// computers › String & Pattern Matching

Rabin-Karp

Compare cheap rolling hashes of each window; only check characters when hashes match.

hash each text window with a rolling hash; if it equals the pattern hash, verify directly

Frequently asked questions

Is Rabin-Karp like a plagiarism checker comparing fingerprints?

Yes - that is its standout use. A plagiarism checker compares the 'fingerprint' of your paragraph against thousands of others, rather than matching text word-by-word. Rabin-Karp turns each window of text into a numeric hash (a fingerprint) and only compares actual characters when fingerprints match. Because the rolling hash updates in constant time as the window slides, and because you can check many patterns' fingerprints at once, it scales to comparing huge numbers of documents.

What is a rolling hash and why is it the key to Rabin-Karp?

A rolling hash is a numeric fingerprint of a window of characters that can be updated in constant time when the window slides one step: you subtract the contribution of the character leaving the window and add the one entering, rather than rehashing the whole window. Without it, hashing each of the n windows would cost O(m) each, giving O(n*m) - no better than naive matching. The rolling update is what makes Rabin-Karp's average time O(n + m): each slide is O(1).

What is a 'spurious hit' in Rabin-Karp?

It is when a text window's hash equals the pattern's hash but the actual characters differ - a hash collision. Because a hash compresses many characters into one number, different strings can occasionally share a hash. So a hash match is only a strong hint, not proof; Rabin-Karp verifies a hash hit by comparing the actual characters. A spurious hit means that verification fails. Using a large prime modulus makes collisions rare, keeping the average cost low.

If it can have collisions and a bad worst case, why use Rabin-Karp?
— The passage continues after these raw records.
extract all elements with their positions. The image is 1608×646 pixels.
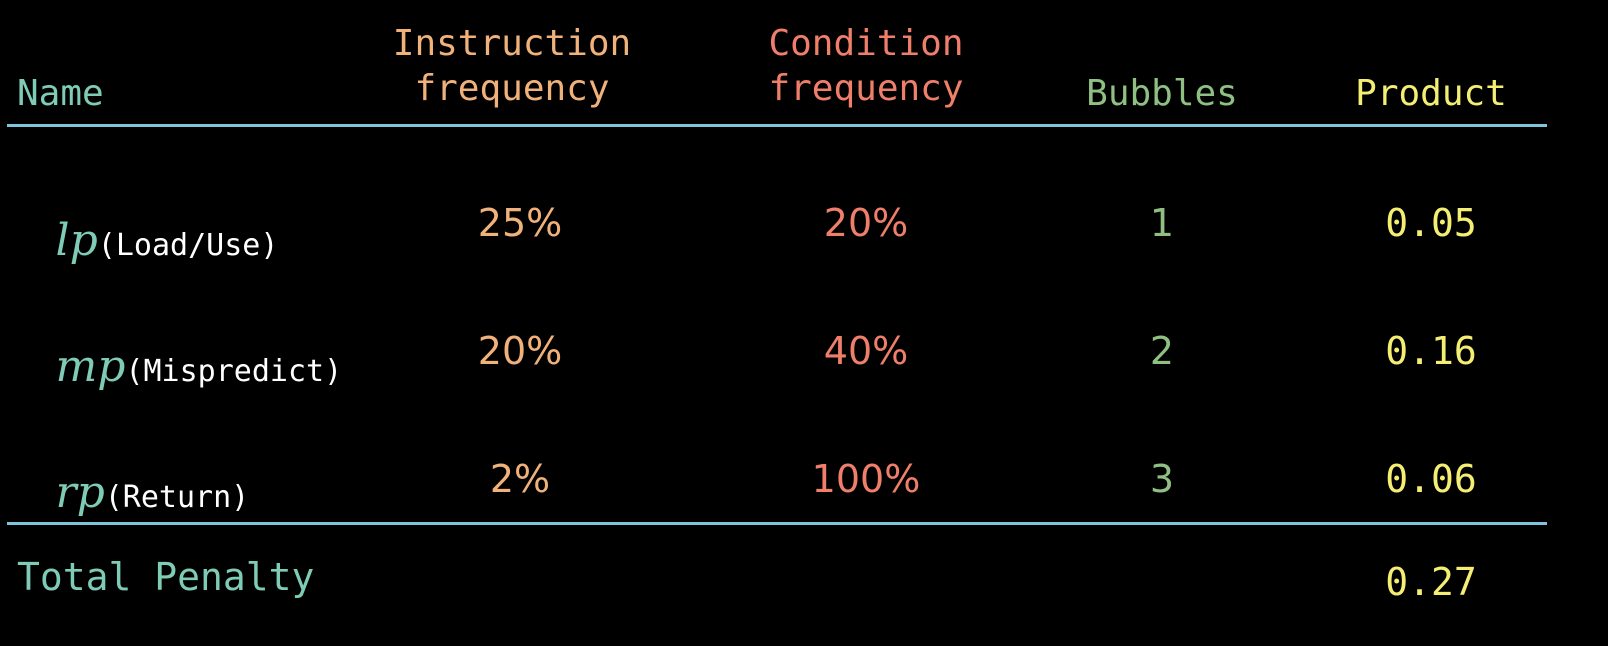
row-product: 0.05 bbox=[1385, 201, 1477, 245]
row-name: mp(Mispredict) bbox=[17, 322, 343, 411]
header-rule bbox=[7, 124, 1547, 127]
total-value: 0.27 bbox=[1385, 560, 1477, 604]
row-instruction-frequency: 2% bbox=[489, 457, 551, 501]
row-label: (Load/Use) bbox=[97, 228, 279, 263]
row-bubbles: 3 bbox=[1149, 457, 1175, 501]
header-bubbles: Bubbles bbox=[1086, 73, 1238, 114]
header-instruction-frequency-line2: frequency bbox=[414, 68, 610, 109]
row-name: rp(Return) bbox=[17, 448, 250, 537]
total-rule bbox=[7, 522, 1547, 525]
row-instruction-frequency: 25% bbox=[477, 201, 563, 245]
header-name: Name bbox=[17, 73, 104, 114]
row-condition-frequency: 20% bbox=[823, 201, 909, 245]
header-condition-frequency-line2: frequency bbox=[768, 68, 964, 109]
header-product: Product bbox=[1355, 73, 1507, 114]
header-instruction-frequency-line1: Instruction bbox=[392, 23, 632, 64]
row-variable: mp bbox=[55, 341, 126, 392]
row-variable: rp bbox=[55, 467, 105, 518]
row-condition-frequency: 100% bbox=[811, 457, 921, 501]
row-label: (Mispredict) bbox=[125, 354, 343, 389]
row-label: (Return) bbox=[104, 480, 250, 515]
row-product: 0.06 bbox=[1385, 457, 1477, 501]
row-name: lp(Load/Use) bbox=[17, 196, 279, 285]
total-label: Total Penalty bbox=[17, 555, 315, 599]
header-condition-frequency-line1: Condition bbox=[768, 23, 964, 64]
row-bubbles: 2 bbox=[1149, 329, 1175, 373]
row-condition-frequency: 40% bbox=[823, 329, 909, 373]
row-bubbles: 1 bbox=[1149, 201, 1175, 245]
row-instruction-frequency: 20% bbox=[477, 329, 563, 373]
row-product: 0.16 bbox=[1385, 329, 1477, 373]
row-variable: lp bbox=[55, 215, 98, 266]
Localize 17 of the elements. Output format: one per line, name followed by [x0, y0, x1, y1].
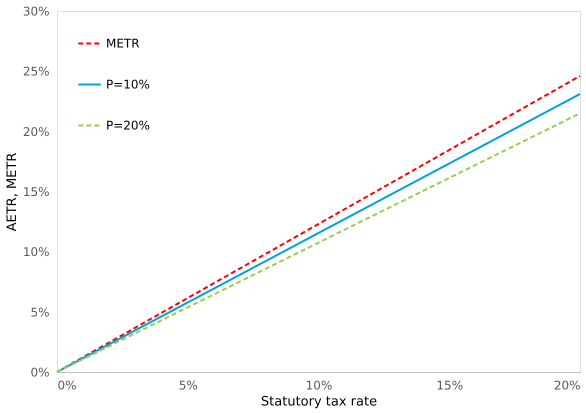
y-tick-label: 25% [22, 64, 50, 79]
y-tick-label: 10% [22, 245, 50, 260]
legend-label: P=10% [106, 78, 150, 92]
legend-label: METR [106, 36, 140, 50]
x-tick-label: 0% [58, 378, 77, 392]
legend-label: P=20% [106, 118, 150, 132]
x-tick-label: 10% [306, 378, 332, 392]
x-tick-label: 20% [554, 378, 580, 392]
y-tick-label: 30% [22, 4, 50, 18]
x-axis-title: Statutory tax rate [260, 394, 378, 410]
x-tick-label: 5% [178, 378, 198, 392]
y-tick-label: 0% [30, 366, 50, 380]
y-axis-title: AETR, METR [4, 152, 20, 232]
x-tick-label: 15% [436, 378, 464, 392]
y-tick-label: 5% [30, 305, 50, 320]
y-tick-label: 20% [22, 124, 50, 139]
y-tick-label: 15% [22, 185, 50, 199]
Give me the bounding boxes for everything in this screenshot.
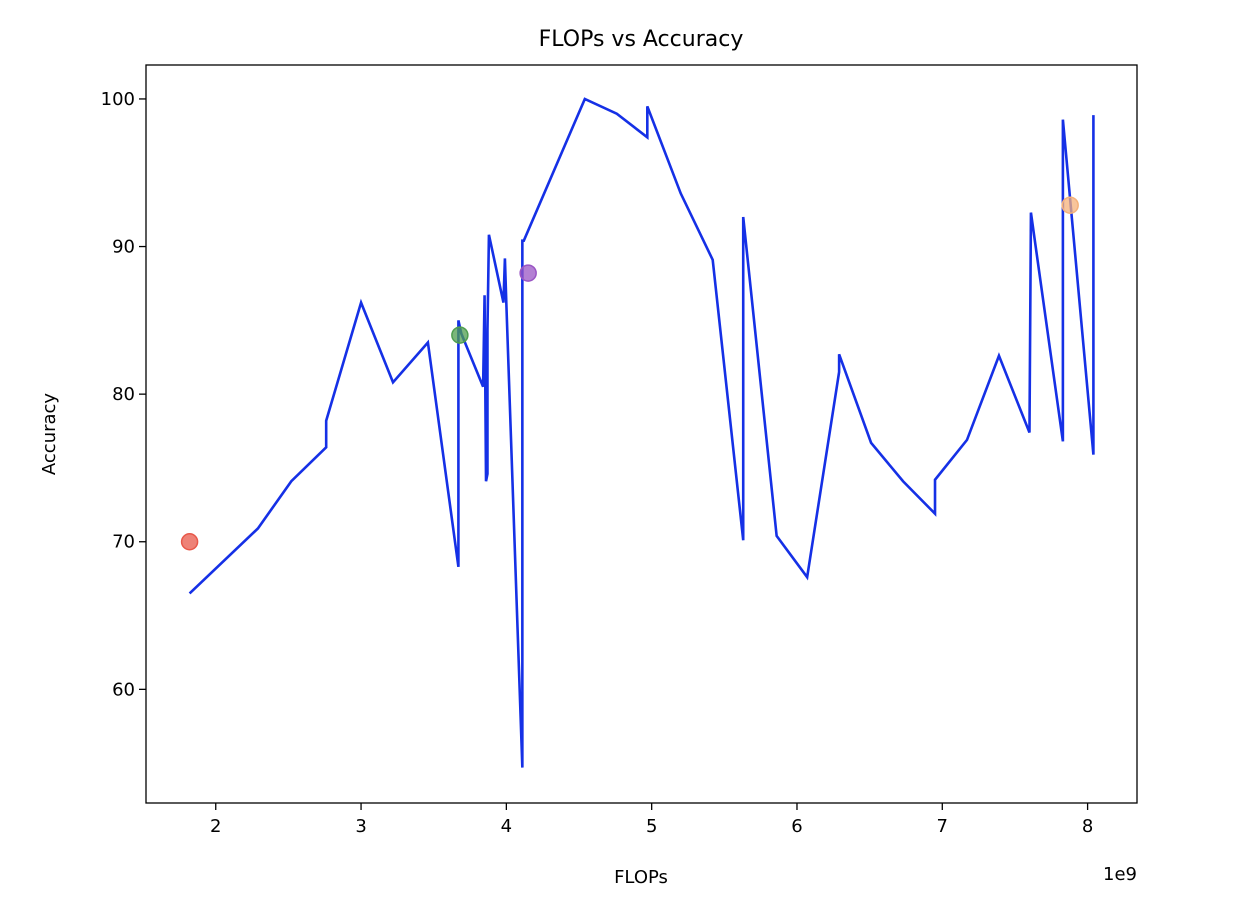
points-layer: [180, 196, 1079, 551]
y-tick-label: 90: [112, 237, 135, 258]
y-tick-label: 70: [112, 532, 135, 553]
x-tick-label: 8: [1082, 816, 1093, 837]
plot-frame: [145, 64, 1138, 804]
x-tick-label: 7: [937, 816, 948, 837]
x-tick-label: 5: [646, 816, 657, 837]
y-tick-label: 80: [112, 384, 135, 405]
x-axis-ticks: 2 3 4 5 6 7 8: [210, 803, 1093, 837]
x-tick-label: 6: [791, 816, 802, 837]
y-tick-label: 60: [112, 679, 135, 700]
scatter-point: [451, 326, 469, 344]
y-axis-label: Accuracy: [39, 393, 60, 476]
x-axis-offset-label: 1e9: [1103, 864, 1137, 885]
scatter-point: [1061, 196, 1079, 214]
x-axis-label: FLOPs: [614, 867, 668, 888]
chart-title: FLOPs vs Accuracy: [539, 27, 744, 52]
x-tick-label: 4: [501, 816, 512, 837]
scatter-point: [180, 533, 199, 551]
series-layer: [188, 97, 1095, 768]
y-tick-label: 100: [101, 89, 135, 110]
series-line: [188, 97, 1095, 768]
scatter-point: [519, 264, 537, 282]
y-axis-ticks: 60 70 80 90 100: [101, 89, 146, 700]
x-tick-label: 3: [355, 816, 366, 837]
x-tick-label: 2: [210, 816, 221, 837]
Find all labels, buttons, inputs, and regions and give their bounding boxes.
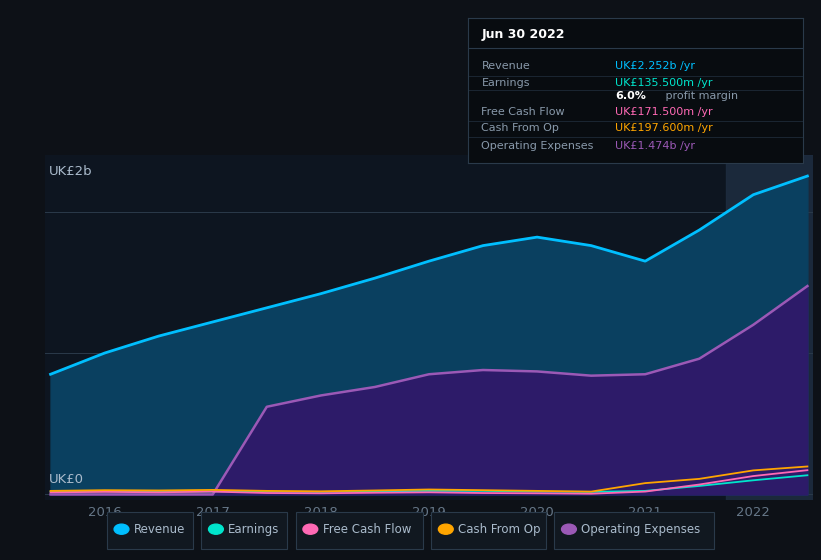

Two big reasons. First, it naturally extends to searching for many patterns at once: hash all the patterns, store them in a set, and a single window hash can be checked against all of them together - very useful for things like detecting any of thousands of known strings. Second, the fingerprinting idea powers plagiarism and duplicate detection, where you compare hashes of many substrings across documents. For single-pattern search, KMP or Boyer-Moore are often preferred, but Rabin-Karp's hashing approach unlocks problems they cannot easily tackle.

How does Rabin-Karp handle searching for multiple patterns efficiently?

You precompute the hash of every pattern and store them in a hash set (all patterns must be the same length for a single rolling hash, or you use one rolling hash per distinct length). Then, as you roll through the text, each window hash is looked up in the set in O(1). One pass over the text can therefore screen for many patterns simultaneously, with character verification only on hits. This is its standout advantage over KMP and Boyer-Moore, which are built around a single pattern.

How is Rabin-Karp used in plagiarism detection?

Documents are broken into overlapping substrings (shingles), and each is hashed into a fingerprint. Two documents are then compared by how many fingerprints they share, rather than by slow direct text comparison. Techniques like winnowing select a representative subset of these hashes to keep the comparison efficient at scale. The rolling-hash fingerprint idea at the heart of Rabin-Karp is what makes comparing millions of document substrings computationally feasible.